Ein Mahnmal für die Erinnerung: Beate Fischers Vermächtnis gegen den Hass
Heute ist der 23. Juli 2026, ein Tag, der für die Gemeinde in Reinickendorf mit einer besonderen Bedeutung verbunden ist. Das Bezirksamt plant eine Gedenkfeier, die an eine schreckliche Tat erinnert, die vor 32 Jahren in der Emmentaler Straße 97 geschah. Beate Fischer, eine 32-jährige Frau, wurde damals von Neonazis gefoltert, vergewaltigt und ermordet. Dieses traurige Kapitel der Geschichte wird mit der Enthüllung einer Bodentafel gewürdigt, die nicht nur an Beate Fischer erinnert, sondern auch ein starkes Zeichen gegen Vergessen, Hass und Gewalt setzen soll.
Die offizielle Anerkennung von Beate Fischer als Todesopfer rechtsextremer Gewalt kam erst 2018 – ein viel zu langer Zeitraum, in dem das Leid und die Erinnerung an sie in der kollektiven Wahrnehmung der Gesellschaft kaum Platz fanden. Heute ist es an der Zeit, das Unrecht sichtbar zu machen und ihr Schicksal zu ehren. Die Veranstaltung beginnt um 16:00 Uhr, und Bezirksbürgermeisterin Emine Demirbüken-Wegner (CDU) wird einige Worte sprechen. Ein Moment, der nicht nur für die Angehörigen von Beate Fischer, sondern für alle, die sich gegen Rechtsextremismus einsetzen, von großer Bedeutung ist.

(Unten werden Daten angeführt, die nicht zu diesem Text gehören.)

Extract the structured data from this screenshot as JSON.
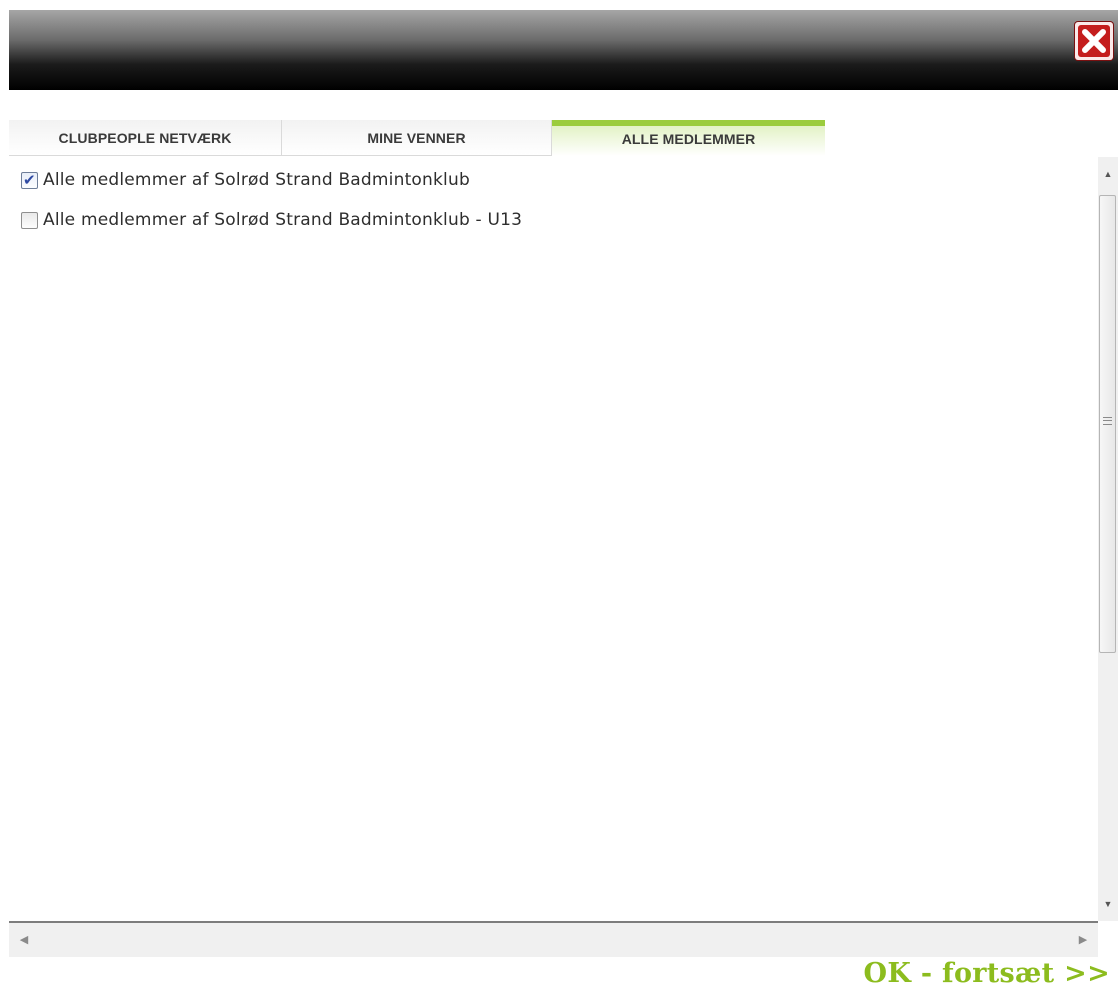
{
  "dialog": {
    "close_icon": "close-x-icon",
    "accent_color": "#9bcc3d"
  },
  "tabs": [
    {
      "label": "CLUBPEOPLE NETVÆRK",
      "active": false
    },
    {
      "label": "MINE VENNER",
      "active": false
    },
    {
      "label": "ALLE MEDLEMMER",
      "active": true
    }
  ],
  "list": {
    "items": [
      {
        "label": "Alle medlemmer af Solrød Strand Badmintonklub",
        "checked": true
      },
      {
        "label": "Alle medlemmer af Solrød Strand Badmintonklub - U13",
        "checked": false
      }
    ]
  },
  "footer": {
    "ok_label": "OK - fortsæt >>",
    "ok_color": "#8cbc1e"
  }
}
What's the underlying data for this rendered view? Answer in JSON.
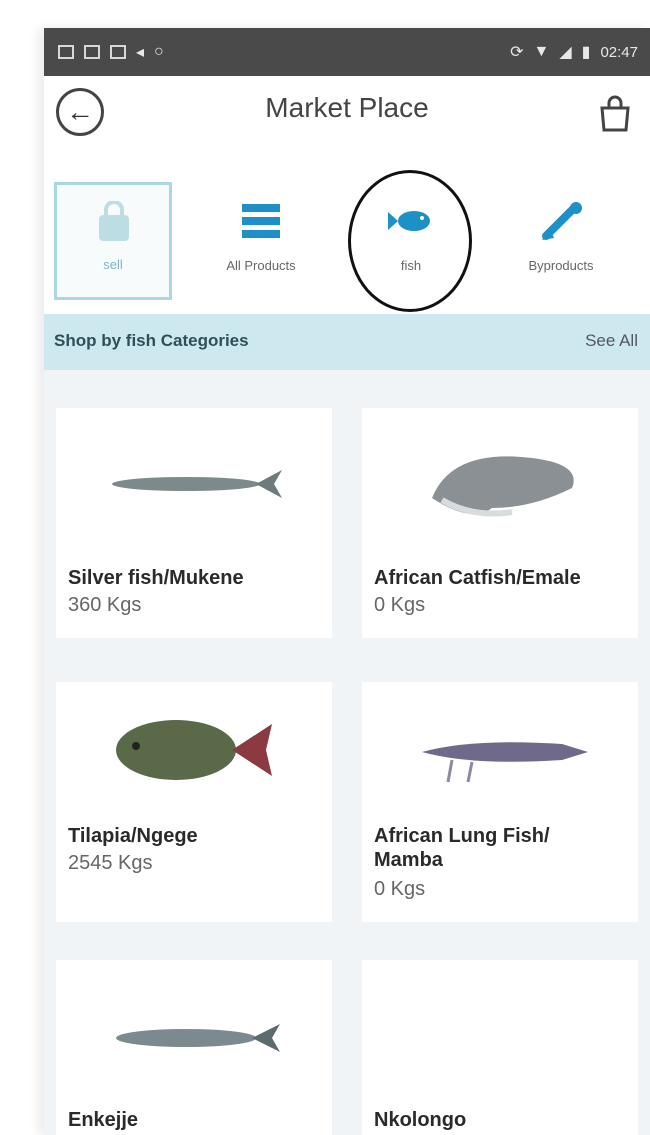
{
  "header": {
    "title": "Market Place"
  },
  "tabs": [
    {
      "label": "sell"
    },
    {
      "label": "All Products"
    },
    {
      "label": "fish"
    },
    {
      "label": "Byproducts"
    }
  ],
  "category_bar": {
    "title": "Shop by  fish Categories",
    "see_all": "See All"
  },
  "products": [
    {
      "name": "Silver fish/Mukene",
      "qty": "360 Kgs"
    },
    {
      "name": "African Catfish/Emale",
      "qty": "0 Kgs"
    },
    {
      "name": "Tilapia/Ngege",
      "qty": "2545 Kgs"
    },
    {
      "name": "African Lung Fish/ Mamba",
      "qty": "0 Kgs"
    },
    {
      "name": "Enkejje",
      "qty": ""
    },
    {
      "name": "Nkolongo",
      "qty": ""
    }
  ],
  "status_bar": {
    "time": "02:47"
  },
  "colors": {
    "accent": "#1e90c8",
    "category_bar": "#cde9ef"
  }
}
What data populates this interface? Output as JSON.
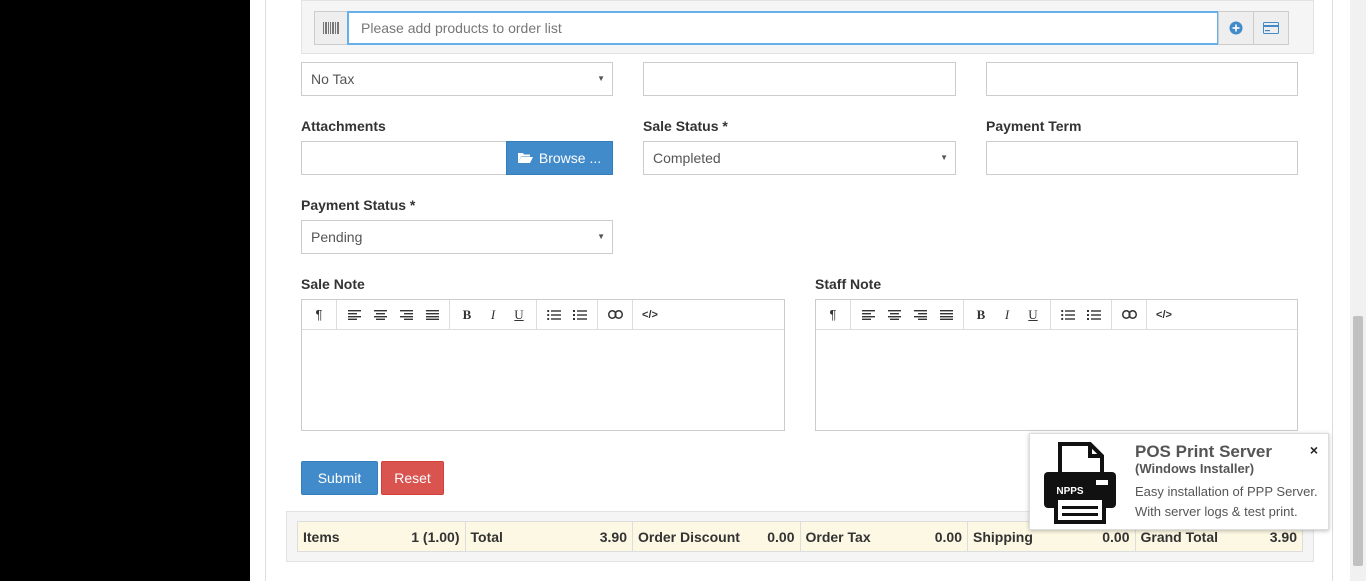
{
  "product_search": {
    "placeholder": "Please add products to order list",
    "barcode_icon": "barcode-icon",
    "add_icon": "plus-circle-icon",
    "card_icon": "credit-card-icon"
  },
  "order_tax": {
    "value": "No Tax"
  },
  "attachments": {
    "label": "Attachments",
    "browse_label": "Browse ..."
  },
  "sale_status": {
    "label": "Sale Status *",
    "value": "Completed"
  },
  "payment_term": {
    "label": "Payment Term"
  },
  "payment_status": {
    "label": "Payment Status *",
    "value": "Pending"
  },
  "sale_note": {
    "label": "Sale Note"
  },
  "staff_note": {
    "label": "Staff Note"
  },
  "toolbar": {
    "paragraph": "¶",
    "bold": "B",
    "italic": "I",
    "underline": "U",
    "code": "</>"
  },
  "actions": {
    "submit": "Submit",
    "reset": "Reset"
  },
  "totals": {
    "items_label": "Items",
    "items_value": "1 (1.00)",
    "total_label": "Total",
    "total_value": "3.90",
    "discount_label": "Order Discount",
    "discount_value": "0.00",
    "tax_label": "Order Tax",
    "tax_value": "0.00",
    "shipping_label": "Shipping",
    "shipping_value": "0.00",
    "grand_label": "Grand Total",
    "grand_value": "3.90"
  },
  "popup": {
    "title": "POS Print Server",
    "subtitle": "(Windows Installer)",
    "line1": "Easy installation of PPP Server.",
    "line2": "With server logs & test print.",
    "logo_text": "NPPS",
    "close": "×"
  },
  "colors": {
    "primary": "#428bca",
    "danger": "#d9534f",
    "totals_bg": "#fcf8e3"
  }
}
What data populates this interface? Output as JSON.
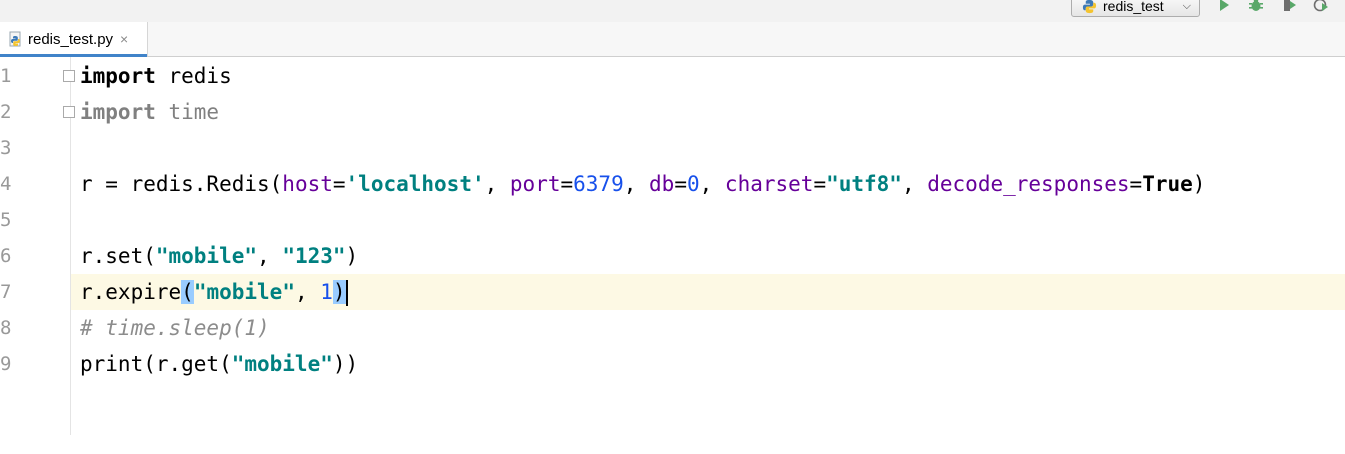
{
  "toolbar": {
    "run_config_label": "redis_test",
    "icons": [
      "python-icon",
      "run-icon",
      "debug-icon",
      "coverage-icon",
      "profile-icon"
    ]
  },
  "tab": {
    "file_name": "redis_test.py",
    "close_glyph": "×"
  },
  "line_numbers": [
    "1",
    "2",
    "3",
    "4",
    "5",
    "6",
    "7",
    "8",
    "9"
  ],
  "code": {
    "l1": {
      "kw": "import",
      "rest": " redis"
    },
    "l2": {
      "kw": "import",
      "rest": " time"
    },
    "l4": {
      "p1": "r = redis.Redis(",
      "host_kw": "host",
      "eq1": "=",
      "host_val": "'localhost'",
      "sep1": ", ",
      "port_kw": "port",
      "eq2": "=",
      "port_val": "6379",
      "sep2": ", ",
      "db_kw": "db",
      "eq3": "=",
      "db_val": "0",
      "sep3": ", ",
      "charset_kw": "charset",
      "eq4": "=",
      "charset_val": "\"utf8\"",
      "sep4": ", ",
      "decode_kw": "decode_responses",
      "eq5": "=",
      "decode_val": "True",
      "close": ")"
    },
    "l6": {
      "p1": "r.set(",
      "s1": "\"mobile\"",
      "sep": ", ",
      "s2": "\"123\"",
      "close": ")"
    },
    "l7": {
      "p1": "r.expire",
      "open": "(",
      "s1": "\"mobile\"",
      "sep": ", ",
      "n1": "1",
      "close": ")"
    },
    "l8": {
      "comment": "# time.sleep(1)"
    },
    "l9": {
      "p1": "print(r.get(",
      "s1": "\"mobile\"",
      "close": "))"
    }
  }
}
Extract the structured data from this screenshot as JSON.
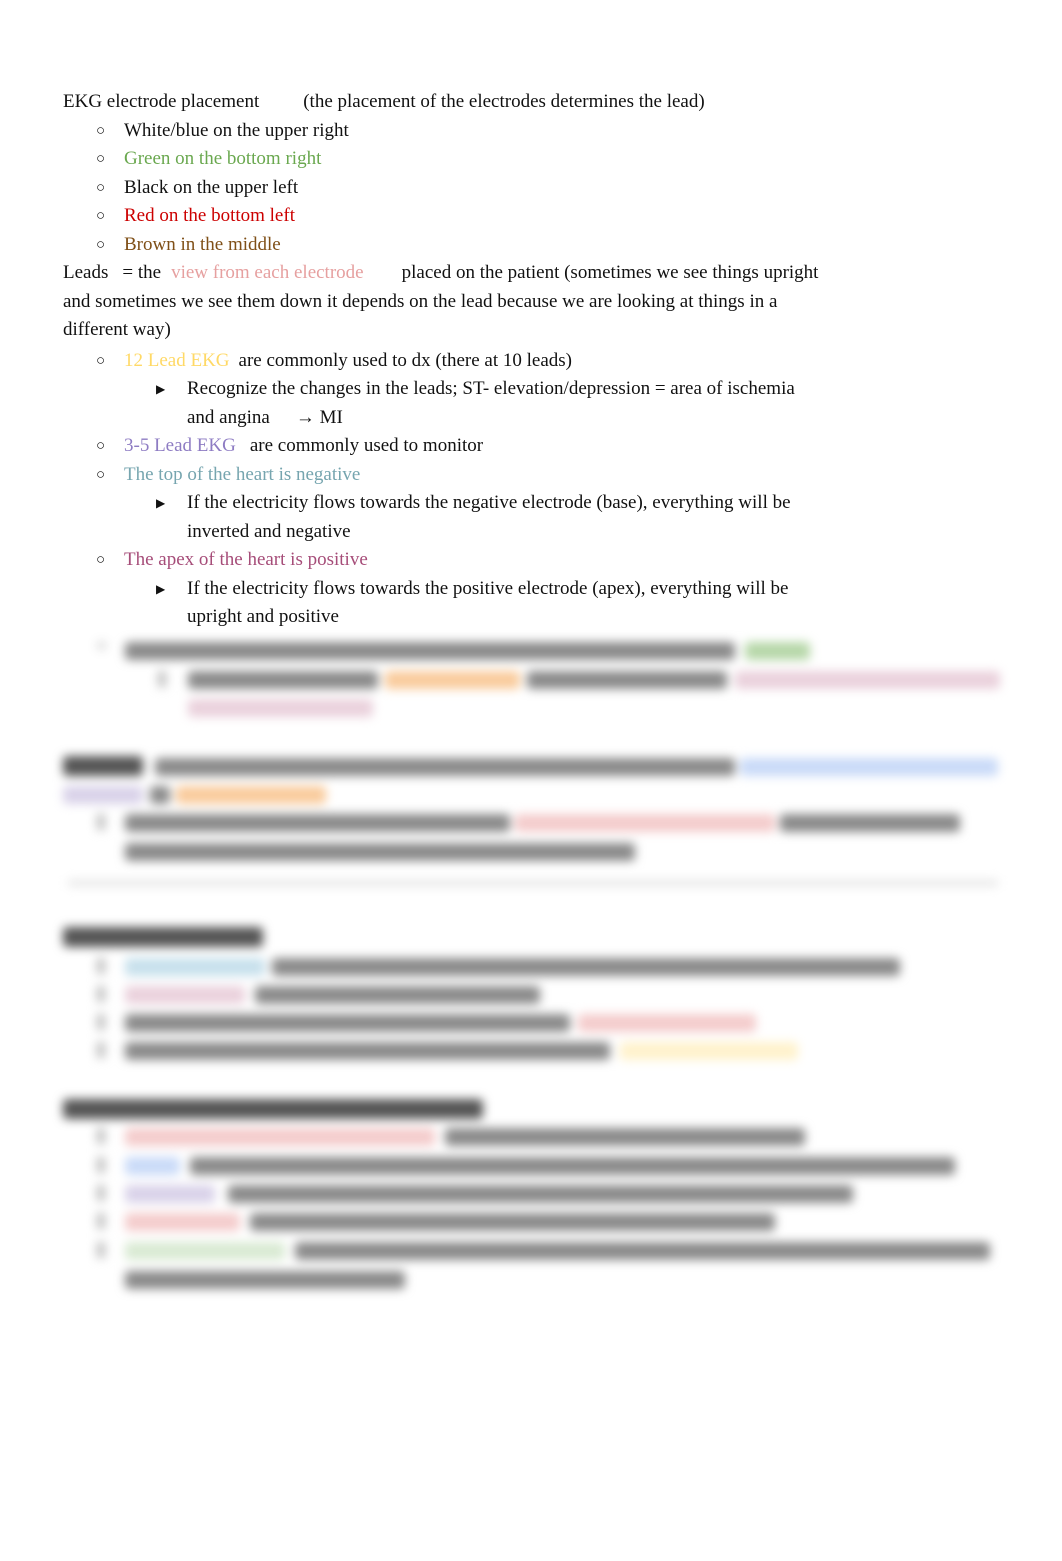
{
  "document": {
    "title": "EKG electrode placement",
    "title_note": "(the placement of the electrodes determines the lead)",
    "electrodes": [
      {
        "text": "White/blue on the upper right",
        "color": "#111111"
      },
      {
        "text": "Green on the bottom right",
        "color": "#6aa84f"
      },
      {
        "text": "Black on the upper left",
        "color": "#111111"
      },
      {
        "text": "Red on the bottom left",
        "color": "#cc0000"
      },
      {
        "text": "Brown in the middle",
        "color": "#7f4f17"
      }
    ],
    "leads_def": {
      "term": "Leads",
      "equals": "= the",
      "highlight": "view from each electrode",
      "highlight_color": "#e6a0a0",
      "line1_rest": "placed on the patient (sometimes we see things upright",
      "line2": "and sometimes we see them down it depends on the lead because we are looking at things in a",
      "line3": "different way)"
    },
    "items": [
      {
        "highlight": "12 Lead EKG",
        "color": "#ffd966",
        "rest": "are commonly used to dx (there at 10 leads)",
        "sub": {
          "line1": "Recognize the changes in the leads; ST- elevation/depression = area of ischemia",
          "line2a": "and angina",
          "arrow": "→",
          "line2b": "MI"
        }
      },
      {
        "highlight": "3-5 Lead EKG",
        "color": "#8e7cc3",
        "rest": "are commonly used to monitor"
      },
      {
        "highlight": "The top of the heart is negative",
        "color": "#76a5af",
        "rest": "",
        "sub": {
          "line1": "If the electricity flows towards the negative electrode (base), everything will be",
          "line2a": "inverted and negative"
        }
      },
      {
        "highlight": "The apex of the heart is positive",
        "color": "#a64d79",
        "rest": "",
        "sub": {
          "line1": "If the electricity flows towards the positive electrode (apex), everything will be",
          "line2a": "upright and positive"
        }
      }
    ],
    "bullets": {
      "circle": "○",
      "triangle": "▶"
    },
    "obscured_region": {
      "note": "remaining content is blurred",
      "accent_colors": [
        "#b6d7a8",
        "#f9cb9c",
        "#ead1dc",
        "#c9daf8",
        "#f4cccc",
        "#c7e0ec",
        "#fff2cc",
        "#d9d2e9",
        "#d9ead3"
      ]
    }
  }
}
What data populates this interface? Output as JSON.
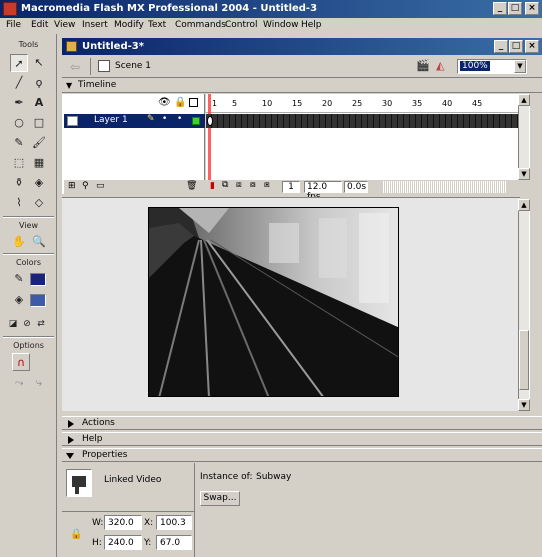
{
  "app": {
    "title": "Macromedia Flash MX Professional 2004 - Untitled-3",
    "window_buttons": [
      "_",
      "□",
      "×"
    ]
  },
  "menu": [
    "File",
    "Edit",
    "View",
    "Insert",
    "Modify",
    "Text",
    "Commands",
    "Control",
    "Window",
    "Help"
  ],
  "tools": {
    "section_tools": "Tools",
    "section_view": "View",
    "section_colors": "Colors",
    "section_options": "Options"
  },
  "document": {
    "title": "Untitled-3*",
    "scene": "Scene 1",
    "zoom": "100%",
    "window_buttons": [
      "_",
      "□",
      "×"
    ]
  },
  "timeline": {
    "label": "Timeline",
    "layer_name": "Layer 1",
    "ruler": [
      "1",
      "5",
      "10",
      "15",
      "20",
      "25",
      "30",
      "35",
      "40",
      "45"
    ],
    "current_frame": "1",
    "frame_rate": "12.0 fps",
    "time": "0.0s"
  },
  "panels": {
    "actions": "Actions",
    "help": "Help",
    "properties": "Properties"
  },
  "properties": {
    "type": "Linked Video",
    "instance_label": "Instance of:",
    "instance_value": "Subway",
    "swap_button": "Swap...",
    "w_label": "W:",
    "w_value": "320.0",
    "h_label": "H:",
    "h_value": "240.0",
    "x_label": "X:",
    "x_value": "100.3",
    "y_label": "Y:",
    "y_value": "67.0"
  },
  "colors": {
    "titlebar_start": "#0a246a",
    "titlebar_end": "#3a6ea5",
    "chrome": "#d4d0c8",
    "stroke_swatch": "#1a237e",
    "fill_swatch": "#3f5aa8"
  }
}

Ein neues Bewusstsein schaffen
Erinnerungskultur ist ein Begriff, der in den letzten Jahrzehnten zunehmend an Bedeutung gewonnen hat. Dabei zeigt sich, dass das kollektive Gedächtnis der Gesellschaft oft bestimmt, wem und wie erinnert wird. In Deutschland wird die Erinnerung an den Holocaust und die Verbrechen im Zweiten Weltkrieg zwar als zentral angesehen, doch rechtsextremistische Gewalt ist in der Erinnerungskultur lange Zeit ausgeklammert worden. Die Auseinandersetzung mit dieser Thematik, die erst in den 1970er- und 80er-Jahren wirklich begann, hat in den letzten Jahren an Fahrt aufgenommen.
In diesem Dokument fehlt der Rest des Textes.